By Lauryn Longacre Staff Writer
A recently announced Lawn Stabilization Project will focus on improving the sustainability of the ground area behind Bogar Hall.
The process to revamp this lawn is currently in its very beginning stages.
According to the director of facilities management Christopher Bailey, the project is focused on dealing with the ongoing deteriorating issues the ground in the area has.
“We lost a lot of the good top-soil, a lot of the soil is deteriorated to the point where it’s not growing anything.” There are three specific areas that the project will be focusing on. In between Seibert and Selinsgrove Hall the idea is to have more of a traditional lawn area. The area behind Bogar Hall will have more of a forest theme and to the right of Selinsgrove Hall there will be an open lawn with a possibility of experimentation with certain pollinators.
The area, which was once used as a graduation space, has been worsening over the years due to a combination of problems. One of these problems is the drastic change in the Pennsylvania climate.
“It’s really a local example of what climate change does in space over a rapid period of time,” Bailey said. “So really over the past three or four years, because of the increase of rainfall, you’re getting higher flows and you’re getting sheet flow.”

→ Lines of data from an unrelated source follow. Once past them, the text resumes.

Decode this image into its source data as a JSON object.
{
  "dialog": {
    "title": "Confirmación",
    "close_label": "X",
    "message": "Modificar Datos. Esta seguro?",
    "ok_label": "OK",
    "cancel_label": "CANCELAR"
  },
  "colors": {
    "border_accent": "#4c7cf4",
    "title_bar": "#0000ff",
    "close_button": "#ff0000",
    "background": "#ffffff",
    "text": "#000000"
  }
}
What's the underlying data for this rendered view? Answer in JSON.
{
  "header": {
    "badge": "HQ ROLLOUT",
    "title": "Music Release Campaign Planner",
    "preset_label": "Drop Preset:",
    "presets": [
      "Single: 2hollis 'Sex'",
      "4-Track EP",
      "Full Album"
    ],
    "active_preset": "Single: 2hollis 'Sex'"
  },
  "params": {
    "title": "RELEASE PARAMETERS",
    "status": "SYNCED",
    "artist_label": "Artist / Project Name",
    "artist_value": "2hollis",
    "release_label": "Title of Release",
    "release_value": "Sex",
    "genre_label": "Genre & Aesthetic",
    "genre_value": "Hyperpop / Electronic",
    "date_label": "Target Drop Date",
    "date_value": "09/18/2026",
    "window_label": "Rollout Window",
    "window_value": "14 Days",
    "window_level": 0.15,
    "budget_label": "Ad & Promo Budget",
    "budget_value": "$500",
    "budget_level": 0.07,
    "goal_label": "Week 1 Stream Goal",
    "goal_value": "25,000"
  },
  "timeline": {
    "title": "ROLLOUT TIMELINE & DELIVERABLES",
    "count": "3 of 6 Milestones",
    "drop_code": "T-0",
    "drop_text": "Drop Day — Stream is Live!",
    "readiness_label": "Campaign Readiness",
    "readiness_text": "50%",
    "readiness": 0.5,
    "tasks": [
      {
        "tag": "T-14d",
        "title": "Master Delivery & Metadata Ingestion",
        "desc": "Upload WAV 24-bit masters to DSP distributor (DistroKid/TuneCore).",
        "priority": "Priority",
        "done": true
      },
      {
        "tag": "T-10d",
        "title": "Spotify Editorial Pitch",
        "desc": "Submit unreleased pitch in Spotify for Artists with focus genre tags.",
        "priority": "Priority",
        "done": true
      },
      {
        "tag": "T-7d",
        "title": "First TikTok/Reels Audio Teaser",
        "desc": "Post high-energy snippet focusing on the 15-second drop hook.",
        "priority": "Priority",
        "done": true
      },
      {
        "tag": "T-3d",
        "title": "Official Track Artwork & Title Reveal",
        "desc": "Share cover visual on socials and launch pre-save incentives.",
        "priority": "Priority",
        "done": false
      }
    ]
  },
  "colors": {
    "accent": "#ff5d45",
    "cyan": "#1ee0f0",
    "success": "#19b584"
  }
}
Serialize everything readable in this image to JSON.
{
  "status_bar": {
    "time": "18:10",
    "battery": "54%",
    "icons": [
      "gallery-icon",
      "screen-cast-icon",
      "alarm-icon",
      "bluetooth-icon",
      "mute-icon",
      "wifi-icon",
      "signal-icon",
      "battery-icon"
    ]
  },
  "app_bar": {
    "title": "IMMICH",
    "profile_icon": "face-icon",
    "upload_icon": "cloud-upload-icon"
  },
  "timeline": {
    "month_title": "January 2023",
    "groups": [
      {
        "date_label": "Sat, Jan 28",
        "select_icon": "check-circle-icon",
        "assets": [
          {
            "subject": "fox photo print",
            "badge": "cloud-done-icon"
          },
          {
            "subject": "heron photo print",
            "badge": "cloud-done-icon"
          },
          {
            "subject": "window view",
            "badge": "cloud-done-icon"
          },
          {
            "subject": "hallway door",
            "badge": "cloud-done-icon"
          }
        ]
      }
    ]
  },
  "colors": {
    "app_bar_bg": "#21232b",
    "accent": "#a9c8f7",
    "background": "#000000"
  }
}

Sheet flow is the type of runoff that has been stripping away the topsoil.
Another problem the ground area has is the large canopy trees that keep the soil from receiving much sunlight. Bailey said that canopy trees are not very beneficial outside of a forest environment, so the best way to combat both the rain and the canopy trees are to allow the leaves to build up and replicate a forest floor.
“When you have a forest floor with loose soil the depth of penetration of rain is over a foot,” Bailey said. “What we have now with the compact soil from running equipment over and the loss of topsoil is about an inch or two [of rain penetration], it’s like concrete, it doesn’t absorb at all.”

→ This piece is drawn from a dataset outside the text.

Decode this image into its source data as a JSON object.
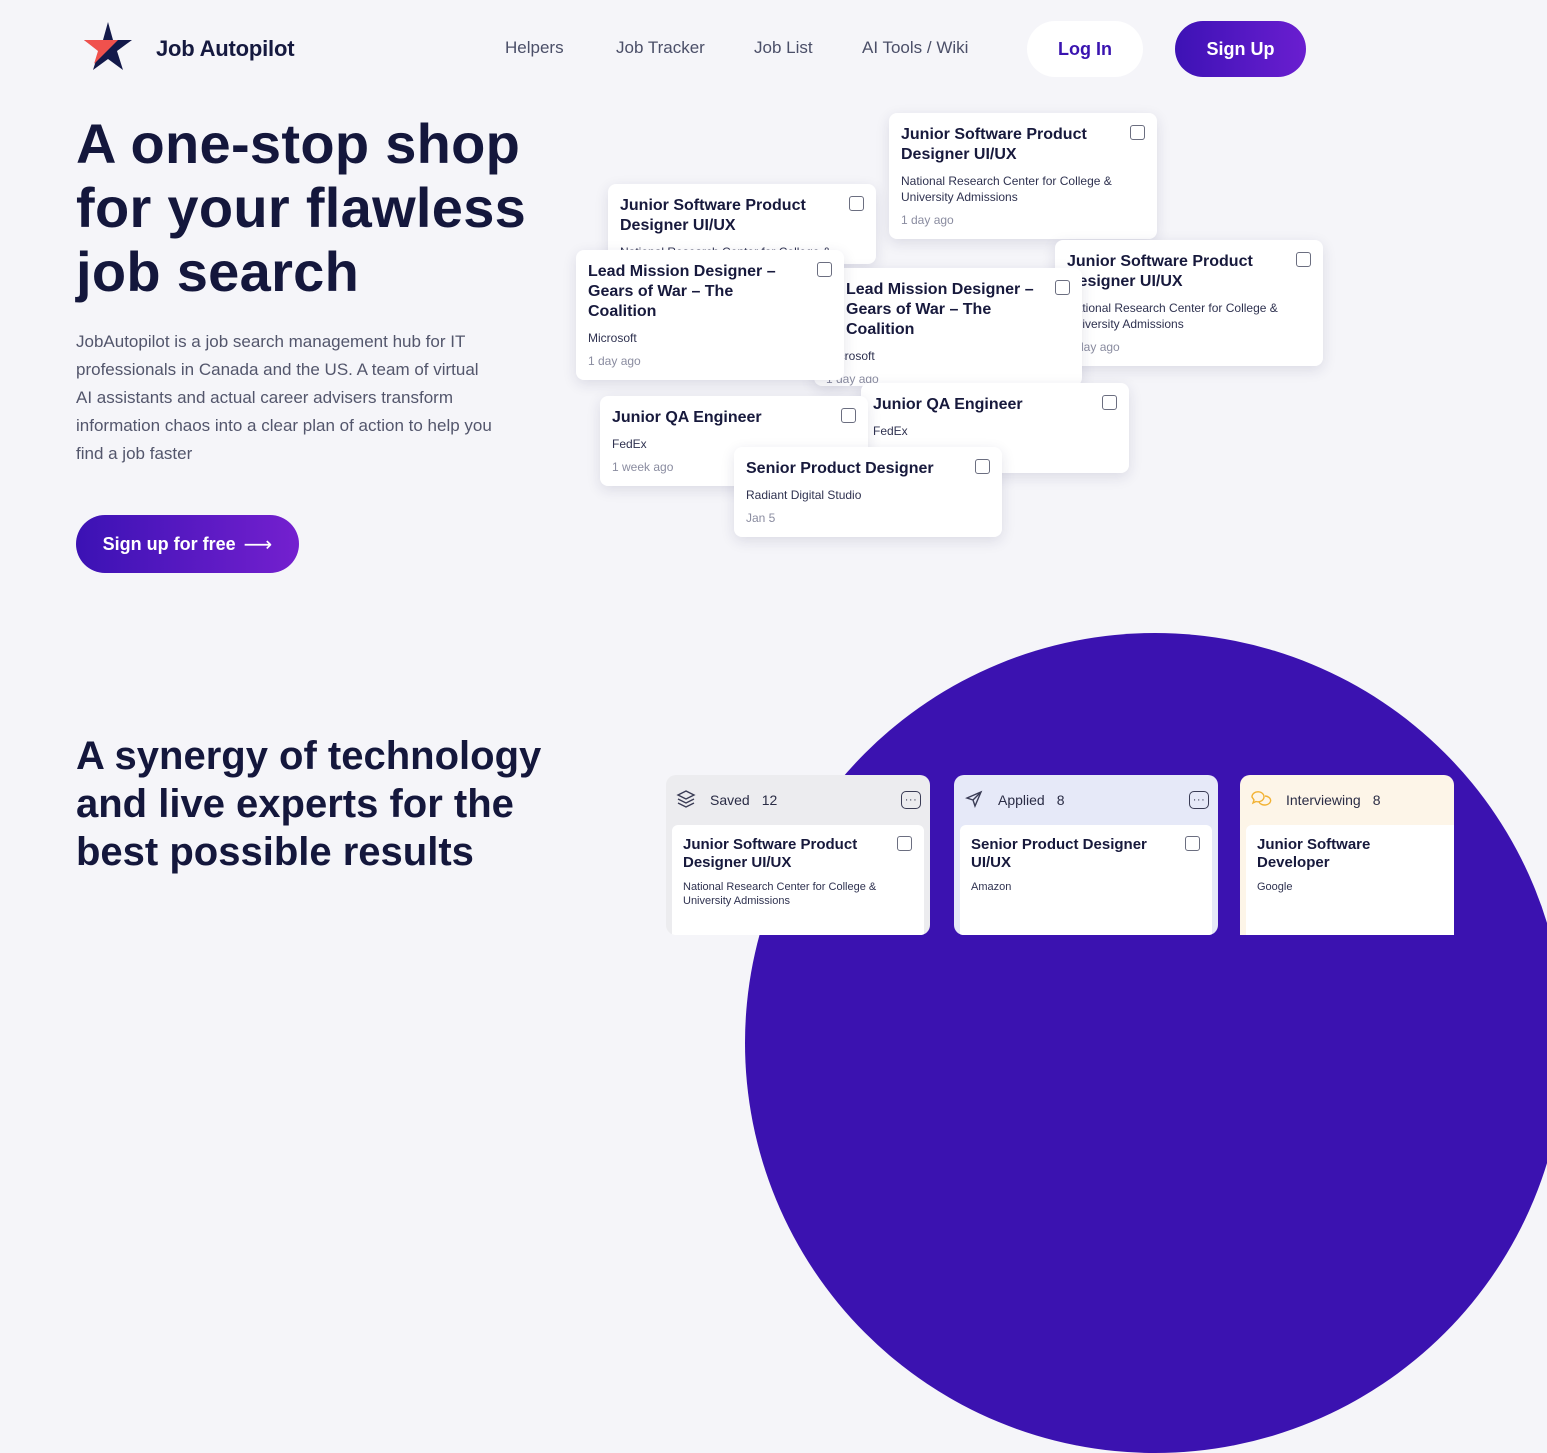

Brian Auman, who has been a landscape architect for nearly 30 years focusing on using natural solutions, said that having a manicured lawn in an area with canopy trees is very hard to grow.

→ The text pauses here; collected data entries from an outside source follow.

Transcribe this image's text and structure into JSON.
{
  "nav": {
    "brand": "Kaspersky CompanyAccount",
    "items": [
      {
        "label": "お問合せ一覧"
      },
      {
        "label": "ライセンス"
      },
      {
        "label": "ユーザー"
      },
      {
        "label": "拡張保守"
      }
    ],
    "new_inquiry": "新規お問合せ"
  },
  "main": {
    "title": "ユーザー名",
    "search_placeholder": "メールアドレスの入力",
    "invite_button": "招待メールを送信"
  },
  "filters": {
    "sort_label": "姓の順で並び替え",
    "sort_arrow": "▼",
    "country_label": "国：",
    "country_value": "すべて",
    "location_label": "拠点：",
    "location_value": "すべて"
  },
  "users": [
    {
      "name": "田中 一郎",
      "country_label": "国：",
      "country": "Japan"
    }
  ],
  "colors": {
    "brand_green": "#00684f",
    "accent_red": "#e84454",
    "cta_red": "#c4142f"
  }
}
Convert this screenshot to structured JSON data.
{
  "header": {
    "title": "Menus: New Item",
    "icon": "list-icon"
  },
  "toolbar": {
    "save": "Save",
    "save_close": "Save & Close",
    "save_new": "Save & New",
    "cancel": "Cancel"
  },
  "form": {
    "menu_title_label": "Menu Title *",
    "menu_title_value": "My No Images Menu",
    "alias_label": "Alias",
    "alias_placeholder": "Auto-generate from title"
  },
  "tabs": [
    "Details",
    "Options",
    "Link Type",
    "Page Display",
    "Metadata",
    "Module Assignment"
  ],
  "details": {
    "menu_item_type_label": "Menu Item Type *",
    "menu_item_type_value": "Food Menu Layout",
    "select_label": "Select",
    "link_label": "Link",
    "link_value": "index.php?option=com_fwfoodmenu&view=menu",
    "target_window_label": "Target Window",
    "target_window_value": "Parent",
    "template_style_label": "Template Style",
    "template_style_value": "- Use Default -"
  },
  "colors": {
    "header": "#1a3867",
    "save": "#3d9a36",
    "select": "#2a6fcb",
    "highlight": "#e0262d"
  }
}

“Are we fighting nature or can we find a plan that works with nature in that environment?” said Auman.
One of the main environmental issues on campus, according to Bailey, is the abundant use of ice melt on the sidewalks. With the regular ice events and to ensure student safety, ice melt, or salt, has been in use very frequently. This has caused harsh damage to the soil as it increases its salinity, or amount of salt, decreasing its fertility.
Bailey said that the campus has been using clean and crushed sandstone to decrease the amount of ice melt being used. Unlike the ice melt, the sandstone creates the three-dimensional surface without putting more salt into the soil.
Bailey and Auman both hope for the project to be completed in less than two years but have noted that its time frame depends heavily on funding. According to Auman, the project would lower maintenance costs and improve the ecology of the area. Bailey proposed that the space could even be used as an outdoor classroom.